Osho, who he admires, calls him a genius, though, not a sage, had famously said, ‘I am deliberately inconsistent, contradictory, so that you cannot make any body of knowledge out of me. So, if one day you start gathering something, another day I take it away. I don't allow you to gather anything.’ He talks about Osho’s book, From Sex to Superconsciousness. Repression cannot be a path to liberation, he concurs.
In his own experience, when he was travelling abroad, and leading a group of nirvana seekers, there were women who tried to dazzle him with their swaying bodies in dishabille, perhaps to entice him. All they managed to do was force a smile on his face. And he appreciated their intensity, it’s an energy after all. It felt like a gush of wind that woke him up only to realise, these women were, like toddlers, trying to gain his attention, to play with them.
With him time passes by very fast.
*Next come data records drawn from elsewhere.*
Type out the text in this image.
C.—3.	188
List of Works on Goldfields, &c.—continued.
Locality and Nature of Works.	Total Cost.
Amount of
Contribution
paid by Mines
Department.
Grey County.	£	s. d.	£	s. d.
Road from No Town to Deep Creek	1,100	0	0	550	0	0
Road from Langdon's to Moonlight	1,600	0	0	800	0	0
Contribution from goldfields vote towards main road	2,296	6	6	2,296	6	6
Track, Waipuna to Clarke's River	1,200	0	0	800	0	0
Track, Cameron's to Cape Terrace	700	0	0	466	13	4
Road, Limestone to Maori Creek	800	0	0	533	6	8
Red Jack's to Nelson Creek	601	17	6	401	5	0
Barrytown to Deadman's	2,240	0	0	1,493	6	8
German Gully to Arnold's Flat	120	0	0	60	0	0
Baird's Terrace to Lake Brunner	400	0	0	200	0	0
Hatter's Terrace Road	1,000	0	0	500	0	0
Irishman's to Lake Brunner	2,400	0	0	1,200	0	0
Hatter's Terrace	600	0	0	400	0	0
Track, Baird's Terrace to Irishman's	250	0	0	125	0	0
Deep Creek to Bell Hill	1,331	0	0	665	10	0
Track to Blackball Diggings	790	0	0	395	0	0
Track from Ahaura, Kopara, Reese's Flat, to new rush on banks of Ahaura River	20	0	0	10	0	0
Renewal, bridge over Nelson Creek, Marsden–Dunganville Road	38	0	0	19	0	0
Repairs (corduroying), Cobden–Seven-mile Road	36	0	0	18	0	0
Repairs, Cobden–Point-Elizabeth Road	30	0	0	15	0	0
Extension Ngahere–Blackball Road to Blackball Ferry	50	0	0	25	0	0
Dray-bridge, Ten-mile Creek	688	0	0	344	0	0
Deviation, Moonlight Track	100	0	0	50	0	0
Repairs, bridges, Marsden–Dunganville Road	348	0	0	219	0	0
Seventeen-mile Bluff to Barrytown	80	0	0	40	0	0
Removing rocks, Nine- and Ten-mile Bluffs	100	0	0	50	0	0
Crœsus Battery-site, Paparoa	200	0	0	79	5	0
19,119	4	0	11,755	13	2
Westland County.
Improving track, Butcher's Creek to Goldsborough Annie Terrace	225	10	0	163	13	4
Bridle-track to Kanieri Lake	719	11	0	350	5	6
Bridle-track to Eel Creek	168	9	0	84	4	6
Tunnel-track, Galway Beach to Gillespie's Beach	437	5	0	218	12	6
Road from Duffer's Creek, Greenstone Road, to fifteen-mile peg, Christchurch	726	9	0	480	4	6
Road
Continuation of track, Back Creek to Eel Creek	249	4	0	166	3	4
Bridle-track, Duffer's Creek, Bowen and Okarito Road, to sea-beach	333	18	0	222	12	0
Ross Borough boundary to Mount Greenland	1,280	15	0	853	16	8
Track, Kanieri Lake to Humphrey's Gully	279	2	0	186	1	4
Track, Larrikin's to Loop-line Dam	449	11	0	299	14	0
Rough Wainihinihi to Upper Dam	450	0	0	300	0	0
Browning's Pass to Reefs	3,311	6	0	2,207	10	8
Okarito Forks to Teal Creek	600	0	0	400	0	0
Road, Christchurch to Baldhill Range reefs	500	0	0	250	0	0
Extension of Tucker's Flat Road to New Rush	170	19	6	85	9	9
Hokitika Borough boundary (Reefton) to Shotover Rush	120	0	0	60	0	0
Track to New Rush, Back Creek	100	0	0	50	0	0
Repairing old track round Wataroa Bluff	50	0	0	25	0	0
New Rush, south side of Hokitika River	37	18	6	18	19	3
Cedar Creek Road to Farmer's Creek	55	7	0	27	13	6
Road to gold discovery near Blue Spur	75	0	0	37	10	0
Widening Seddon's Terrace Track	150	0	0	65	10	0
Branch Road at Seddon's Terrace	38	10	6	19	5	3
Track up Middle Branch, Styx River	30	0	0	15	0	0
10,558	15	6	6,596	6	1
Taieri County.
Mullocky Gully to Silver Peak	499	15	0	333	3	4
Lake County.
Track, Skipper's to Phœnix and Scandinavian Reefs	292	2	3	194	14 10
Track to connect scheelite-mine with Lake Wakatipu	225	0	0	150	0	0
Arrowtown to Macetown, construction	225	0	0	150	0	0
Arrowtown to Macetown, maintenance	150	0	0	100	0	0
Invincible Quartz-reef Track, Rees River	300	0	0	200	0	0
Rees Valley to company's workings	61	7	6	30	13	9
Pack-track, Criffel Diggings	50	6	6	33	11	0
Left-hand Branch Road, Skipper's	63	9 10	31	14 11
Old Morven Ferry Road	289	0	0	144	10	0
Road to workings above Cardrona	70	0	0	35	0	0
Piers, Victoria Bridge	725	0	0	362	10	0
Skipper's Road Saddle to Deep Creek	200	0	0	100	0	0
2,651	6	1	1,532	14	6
Looking at him, one can’t help but think, this is one good way of existing on this planet. Baba has reached a certain state, where temptations are not tempting, when the usual pulls and pushes don’t touch you, and you become a witness unto yourself, and to the world around you. Then you are your own sanctum and the present moment becomes continuous. As Marshall McLuhan famously said, ‘The Medium is the Message.’